Why can't I store un-serialized data structure on disk the same way I can store them in memory? - serialization

Firstly, I am assuming that data structures, like a hash-map for example, can only be stored in-memory but not on disk unless they are serialized. I want to understand why not?
What is holding us back from dumping a block of memory which stores the data structure directly into disk without any modifications?
Something like a JSON could be thought of as a "serialized" python dictionary. We can very well store JSON in files, so why not a dict?
You may say how would you represent non-string values like bool/objects on disk? I can argue "the same way you store them in memory". Am I missing something here?

naming a few problems:
Big endian vs Little endian makes reading data from disk depend on the architecture of the CPU, so if you just dumped it you won't be able to read it again on different device.
items are not contagious in memory, a list (or dictionary) for example only contains pointers to things that exist "somewhere" in memory, you can only dump contagious memory, otherwise you are only storing the locations in memory that the data was in, which won't be the same when you load the program again.

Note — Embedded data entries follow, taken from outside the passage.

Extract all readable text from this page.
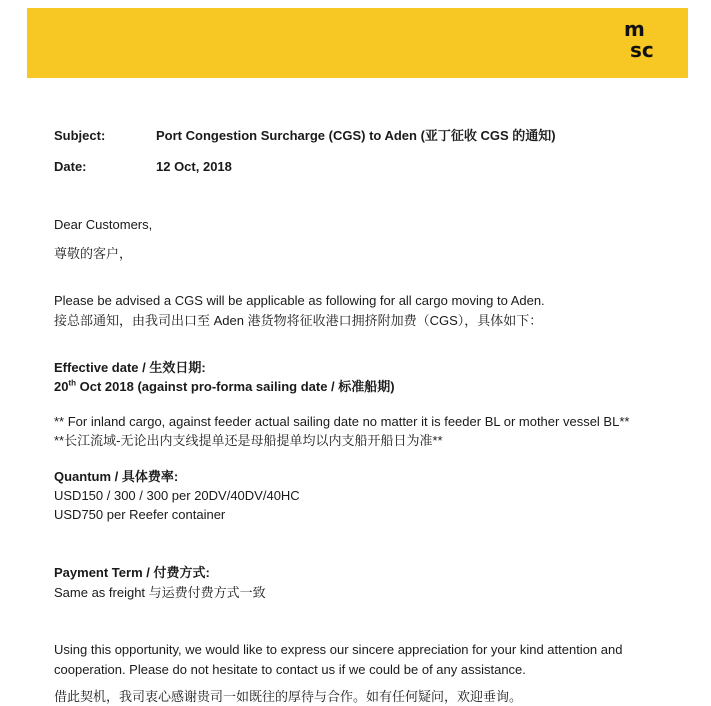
m
sc
Subject:	Port Congestion Surcharge (CGS) to Aden (亚丁征收 CGS 的通知)
Date:	12 Oct, 2018
Dear Customers,
尊敬的客户，
Please be advised a CGS will be applicable as following for all cargo moving to Aden.
接总部通知，由我司出口至 Aden 港货物将征收港口拥挤附加费（CGS），具体如下：
Effective date / 生效日期:
20th Oct 2018 (against pro-forma sailing date / 标准船期)
** For inland cargo, against feeder actual sailing date no matter it is feeder BL or mother vessel BL**
**长江流域-无论出内支线提单还是母船提单均以内支船开船日为准**
Quantum / 具体费率:
USD150 / 300 / 300 per 20DV/40DV/40HC
USD750 per Reefer container
Payment Term / 付费方式:
Same as freight 与运费付费方式一致
Using this opportunity, we would like to express our sincere appreciation for your kind attention and
cooperation. Please do not hesitate to contact us if we could be of any assistance.
借此契机，我司衷心感谢贵司一如既往的厚待与合作。如有任何疑问，欢迎垂询。
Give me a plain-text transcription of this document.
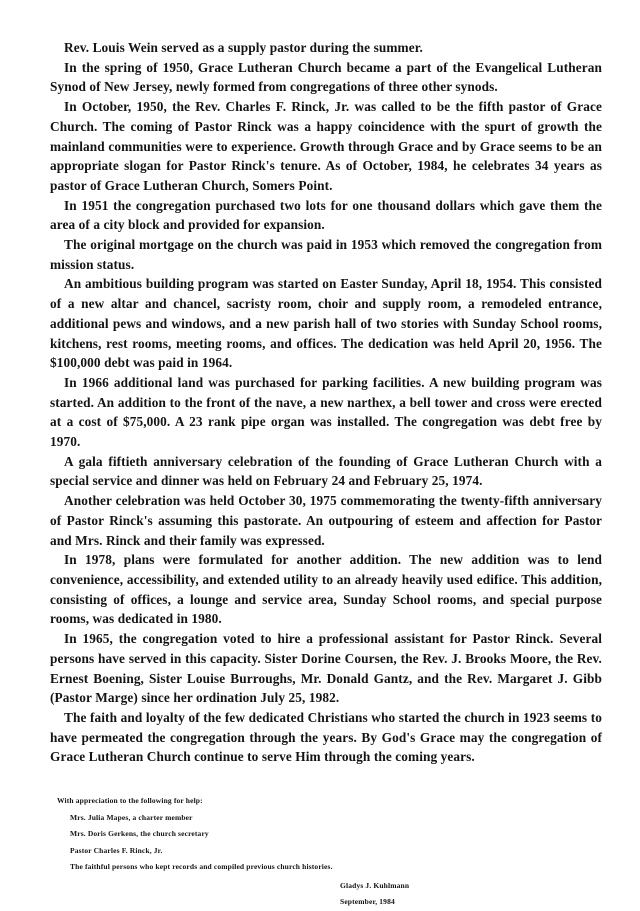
Rev. Louis Wein served as a supply pastor during the summer.

In the spring of 1950, Grace Lutheran Church became a part of the Evangelical Lutheran Synod of New Jersey, newly formed from congregations of three other synods.

In October, 1950, the Rev. Charles F. Rinck, Jr. was called to be the fifth pastor of Grace Church. The coming of Pastor Rinck was a happy coincidence with the spurt of growth the mainland communities were to experience. Growth through Grace and by Grace seems to be an appropriate slogan for Pastor Rinck's tenure. As of October, 1984, he celebrates 34 years as pastor of Grace Lutheran Church, Somers Point.

In 1951 the congregation purchased two lots for one thousand dollars which gave them the area of a city block and provided for expansion.

The original mortgage on the church was paid in 1953 which removed the congregation from mission status.

An ambitious building program was started on Easter Sunday, April 18, 1954. This consisted of a new altar and chancel, sacristy room, choir and supply room, a remodeled entrance, additional pews and windows, and a new parish hall of two stories with Sunday School rooms, kitchens, rest rooms, meeting rooms, and offices. The dedication was held April 20, 1956. The $100,000 debt was paid in 1964.

In 1966 additional land was purchased for parking facilities. A new building program was started. An addition to the front of the nave, a new narthex, a bell tower and cross were erected at a cost of $75,000. A 23 rank pipe organ was installed. The congregation was debt free by 1970.

A gala fiftieth anniversary celebration of the founding of Grace Lutheran Church with a special service and dinner was held on February 24 and February 25, 1974.

Another celebration was held October 30, 1975 commemorating the twenty-fifth anniversary of Pastor Rinck's assuming this pastorate. An outpouring of esteem and affection for Pastor and Mrs. Rinck and their family was expressed.

In 1978, plans were formulated for another addition. The new addition was to lend convenience, accessibility, and extended utility to an already heavily used edifice. This addition, consisting of offices, a lounge and service area, Sunday School rooms, and special purpose rooms, was dedicated in 1980.

In 1965, the congregation voted to hire a professional assistant for Pastor Rinck. Several persons have served in this capacity. Sister Dorine Coursen, the Rev. J. Brooks Moore, the Rev. Ernest Boening, Sister Louise Burroughs, Mr. Donald Gantz, and the Rev. Margaret J. Gibb (Pastor Marge) since her ordination July 25, 1982.

The faith and loyalty of the few dedicated Christians who started the church in 1923 seems to have permeated the congregation through the years. By God's Grace may the congregation of Grace Lutheran Church continue to serve Him through the coming years.

With appreciation to the following for help:
Mrs. Julia Mapes, a charter member
Mrs. Doris Gerkens, the church secretary
Pastor Charles F. Rinck, Jr.
The faithful persons who kept records and compiled previous church histories.
Gladys J. Kuhlmann
September, 1984
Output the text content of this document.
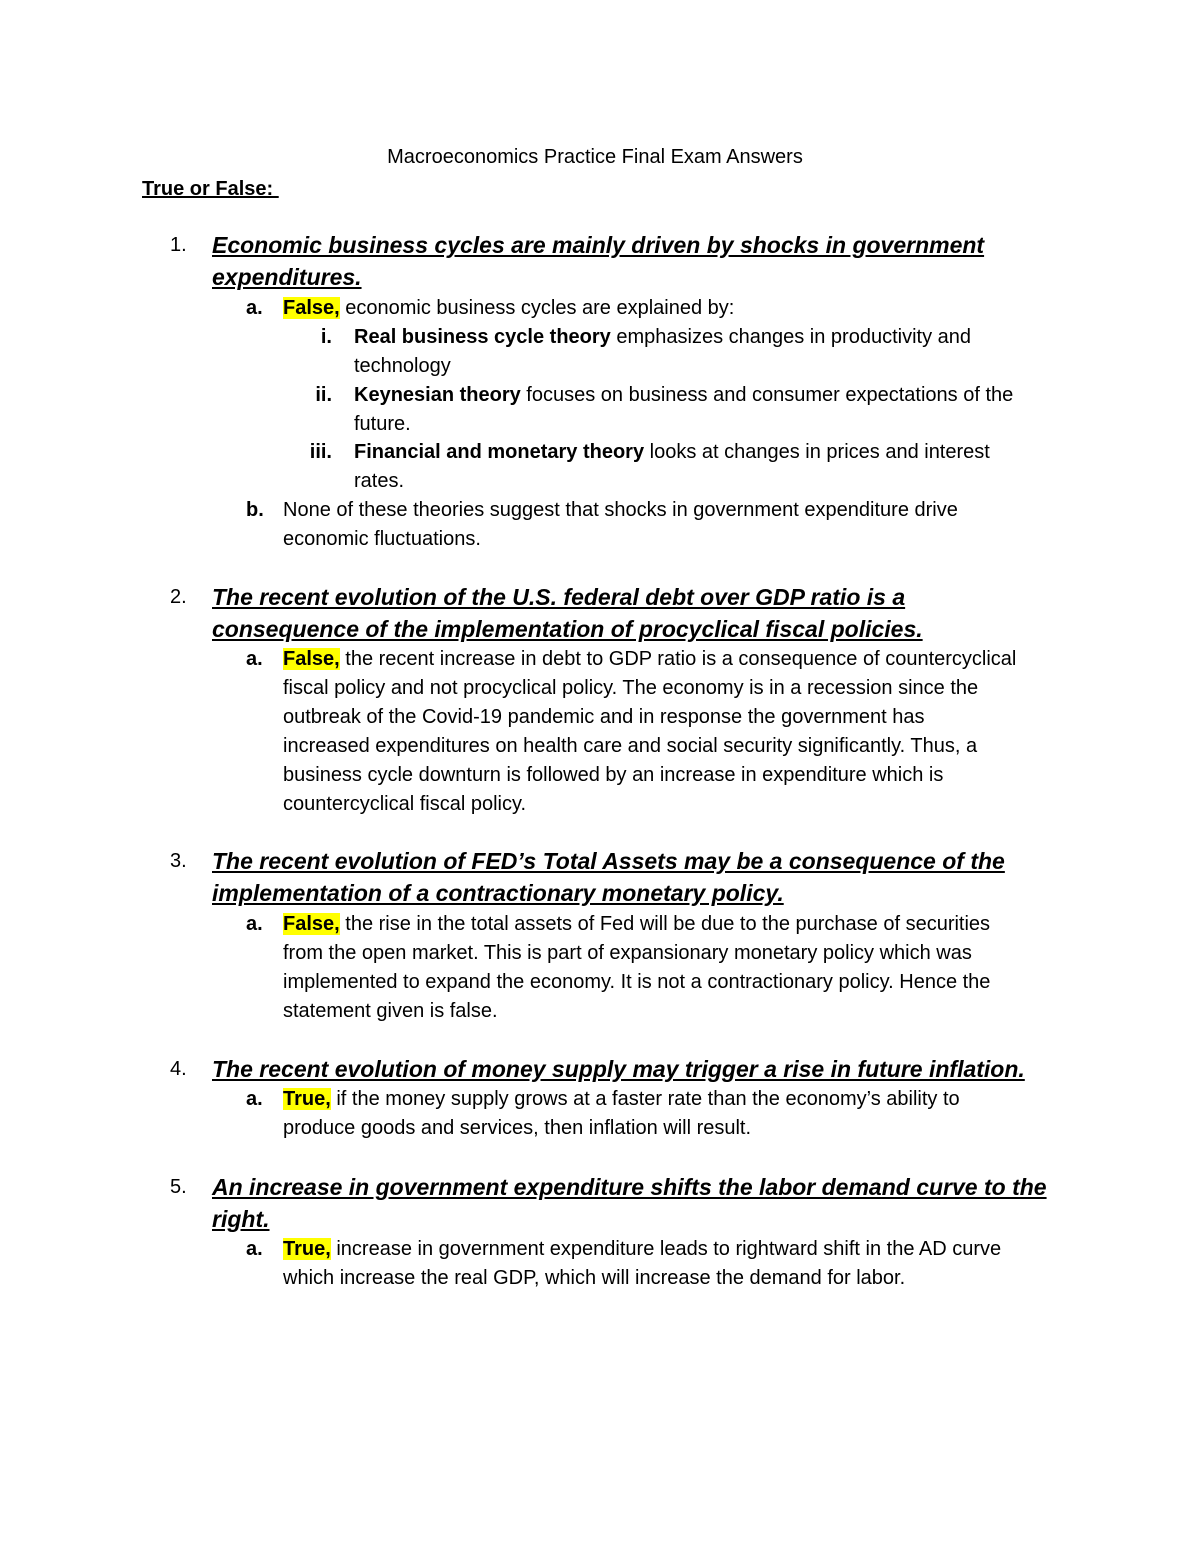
Macroeconomics Practice Final Exam Answers
True or False:
1. Economic business cycles are mainly driven by shocks in government
expenditures.
a. False, economic business cycles are explained by:
i. Real business cycle theory emphasizes changes in productivity and
technology
ii. Keynesian theory focuses on business and consumer expectations of the
future.
iii. Financial and monetary theory looks at changes in prices and interest
rates.
b. None of these theories suggest that shocks in government expenditure drive
economic fluctuations.
2. The recent evolution of the U.S. federal debt over GDP ratio is a
consequence of the implementation of procyclical fiscal policies.
a. False, the recent increase in debt to GDP ratio is a consequence of countercyclical
fiscal policy and not procyclical policy. The economy is in a recession since the
outbreak of the Covid-19 pandemic and in response the government has
increased expenditures on health care and social security significantly. Thus, a
business cycle downturn is followed by an increase in expenditure which is
countercyclical fiscal policy.
3. The recent evolution of FED’s Total Assets may be a consequence of the
implementation of a contractionary monetary policy.
a. False, the rise in the total assets of Fed will be due to the purchase of securities
from the open market. This is part of expansionary monetary policy which was
implemented to expand the economy. It is not a contractionary policy. Hence the
statement given is false.
4. The recent evolution of money supply may trigger a rise in future inflation.
a. True, if the money supply grows at a faster rate than the economy’s ability to
produce goods and services, then inflation will result.
5. An increase in government expenditure shifts the labor demand curve to the
right.
a. True, increase in government expenditure leads to rightward shift in the AD curve
which increase the real GDP, which will increase the demand for labor.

the way structures are laid in memory can change between two compiled versions of the same program, so if you just recompile your application, you may get different layouts for structures in memory so you just lost your data.
different versions of the same application may wish to update the shape of the structures to allow extra functionality, this won't be possible if the data shape on disk is the same as in memory. (which is one of the reasons why you shouldn't be using pickle for portable data storage, despite it using a memory serializer)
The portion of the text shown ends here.